This Is The Best Way To Store Leftover Pumpkin Purée

Ah, fall. What's not to love about this season? The cooler temps, the changing foliage, and of course, all the tasty seasonal foods and drinks are just some of the things we love about autumn. We don't know about you, but fall makes us think of hot cocoa, chicken noodle soup, apple pie, and — of course! — all things pumpkin.

Pumpkin spice — generally a mix of warming spices such as cinnamon, ginger, nutmeg, and cloves (via Pioneer Woman) — is a phenomenon all its own, showing up in foods as diverse as Twinkies, Pringles, and hummus (via Wide Open Eats). But even without the spice, pumpkin, the original fall flavor, is a defining feature of the season, with desserts such as pumpkin pie, pumpkin muffins, and pumpkin cheesecake gracing our tables as the weather turns nippy.

When you're busting out all that pumpkin purée to flavor your seasonal desserts, you might find you have some tasty squash left over, and you might wonder what the best way to store it is.

Chuck it in the freezer

Whether you're making it from scratch or opening some canned pumpkin, most baked goods call for pumpkin purée, and what often happens is you're left with extra after using the odd half-cup or so. So the question arises: How do I store the rest of this stuff?
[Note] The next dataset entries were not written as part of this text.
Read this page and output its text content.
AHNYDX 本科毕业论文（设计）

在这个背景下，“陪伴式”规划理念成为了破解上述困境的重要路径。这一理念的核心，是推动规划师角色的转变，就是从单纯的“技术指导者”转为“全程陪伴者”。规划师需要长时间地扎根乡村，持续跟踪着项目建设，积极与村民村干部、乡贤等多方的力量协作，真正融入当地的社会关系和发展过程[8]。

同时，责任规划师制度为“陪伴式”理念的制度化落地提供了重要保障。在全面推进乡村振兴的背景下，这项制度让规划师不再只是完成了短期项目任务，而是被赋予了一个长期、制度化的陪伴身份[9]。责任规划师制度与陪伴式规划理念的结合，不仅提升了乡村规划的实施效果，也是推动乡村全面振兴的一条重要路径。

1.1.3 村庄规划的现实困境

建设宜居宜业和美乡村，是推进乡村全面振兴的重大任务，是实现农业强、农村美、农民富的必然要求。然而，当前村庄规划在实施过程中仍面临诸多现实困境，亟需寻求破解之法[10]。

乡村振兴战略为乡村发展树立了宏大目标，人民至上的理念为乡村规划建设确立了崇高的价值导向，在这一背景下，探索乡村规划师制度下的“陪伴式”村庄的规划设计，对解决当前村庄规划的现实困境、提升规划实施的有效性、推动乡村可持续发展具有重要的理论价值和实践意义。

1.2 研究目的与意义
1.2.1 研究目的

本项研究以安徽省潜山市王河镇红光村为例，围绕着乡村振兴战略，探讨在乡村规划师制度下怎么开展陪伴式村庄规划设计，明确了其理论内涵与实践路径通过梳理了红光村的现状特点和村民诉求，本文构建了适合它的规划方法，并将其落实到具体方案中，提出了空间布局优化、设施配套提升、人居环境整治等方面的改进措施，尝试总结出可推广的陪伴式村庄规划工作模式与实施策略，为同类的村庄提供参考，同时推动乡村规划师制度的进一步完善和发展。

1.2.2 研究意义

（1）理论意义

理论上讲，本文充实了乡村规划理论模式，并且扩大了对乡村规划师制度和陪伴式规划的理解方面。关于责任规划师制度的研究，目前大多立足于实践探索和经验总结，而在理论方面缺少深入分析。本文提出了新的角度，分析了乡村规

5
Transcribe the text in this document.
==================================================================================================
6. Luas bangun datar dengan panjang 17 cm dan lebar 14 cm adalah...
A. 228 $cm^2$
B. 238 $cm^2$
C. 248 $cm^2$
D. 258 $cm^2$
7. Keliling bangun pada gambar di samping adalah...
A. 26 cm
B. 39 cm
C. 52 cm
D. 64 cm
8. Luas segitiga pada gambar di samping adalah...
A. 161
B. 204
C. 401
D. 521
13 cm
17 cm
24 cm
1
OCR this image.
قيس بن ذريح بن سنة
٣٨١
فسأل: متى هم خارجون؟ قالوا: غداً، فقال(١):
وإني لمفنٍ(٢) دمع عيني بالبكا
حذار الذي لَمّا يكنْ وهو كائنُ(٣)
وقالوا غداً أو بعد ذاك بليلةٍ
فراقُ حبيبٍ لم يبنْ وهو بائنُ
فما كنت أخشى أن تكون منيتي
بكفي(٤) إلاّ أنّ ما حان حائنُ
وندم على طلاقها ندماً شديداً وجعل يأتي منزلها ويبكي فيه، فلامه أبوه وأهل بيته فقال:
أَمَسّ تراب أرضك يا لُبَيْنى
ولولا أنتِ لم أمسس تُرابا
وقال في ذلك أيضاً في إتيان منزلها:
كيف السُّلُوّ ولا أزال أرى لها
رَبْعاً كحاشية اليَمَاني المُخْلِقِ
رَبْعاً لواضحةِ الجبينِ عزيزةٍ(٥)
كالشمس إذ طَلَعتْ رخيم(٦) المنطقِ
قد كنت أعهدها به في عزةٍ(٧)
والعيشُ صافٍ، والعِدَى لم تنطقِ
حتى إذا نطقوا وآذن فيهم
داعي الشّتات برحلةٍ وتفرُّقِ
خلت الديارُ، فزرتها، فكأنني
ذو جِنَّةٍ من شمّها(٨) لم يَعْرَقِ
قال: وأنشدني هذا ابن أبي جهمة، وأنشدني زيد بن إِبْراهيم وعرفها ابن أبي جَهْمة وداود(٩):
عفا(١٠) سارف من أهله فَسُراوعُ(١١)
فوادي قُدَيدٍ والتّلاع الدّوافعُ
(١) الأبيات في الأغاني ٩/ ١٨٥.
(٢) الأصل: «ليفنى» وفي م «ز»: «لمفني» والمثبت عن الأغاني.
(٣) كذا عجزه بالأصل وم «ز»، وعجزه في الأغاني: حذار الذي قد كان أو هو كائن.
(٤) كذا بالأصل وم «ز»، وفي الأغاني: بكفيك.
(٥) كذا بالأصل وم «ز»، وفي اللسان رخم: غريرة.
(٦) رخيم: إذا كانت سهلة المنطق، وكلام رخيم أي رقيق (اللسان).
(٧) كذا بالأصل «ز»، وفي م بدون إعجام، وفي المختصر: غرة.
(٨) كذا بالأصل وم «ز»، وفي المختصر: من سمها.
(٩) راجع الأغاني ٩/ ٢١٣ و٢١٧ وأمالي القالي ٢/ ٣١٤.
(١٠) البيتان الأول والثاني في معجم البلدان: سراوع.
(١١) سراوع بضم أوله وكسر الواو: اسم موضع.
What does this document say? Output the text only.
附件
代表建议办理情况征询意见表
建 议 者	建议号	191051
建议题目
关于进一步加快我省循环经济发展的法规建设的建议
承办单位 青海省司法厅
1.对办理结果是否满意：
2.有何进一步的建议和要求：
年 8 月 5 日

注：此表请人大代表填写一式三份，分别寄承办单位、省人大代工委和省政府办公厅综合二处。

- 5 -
Many of us have been guilty of tossing some aluminum foil over the top of an open can of pumpkin purée, throwing it in the fridge, and most likely forgetting about it. But as noted by Food Network, the USDA suggests that canned food be transferred to a covered glass or plastic storage container before stashing in the fridge. You'll want to make sure the container has a good airtight seal, and use up the pumpkin within four days.

If you want to keep your leftover pumpkin on hand for longer, transfer it to the freezer. According to Food Network, pumpkin purée freezes very well and doesn't suffer any changes in taste or texture once thawed. To prep your pumpkin for the freezer, simply plop it into an airtight container; alternatively, you can fill ice cube trays with purée, pop them out once frozen, and transfer them to a zip-top freezer bag — or do the same with ice cream scoops of purée. Once frozen, leftover pumpkin will last up to three months (via Kitchn). So now that you know how to store your pumpkin leftovers, it's time to get a-baking!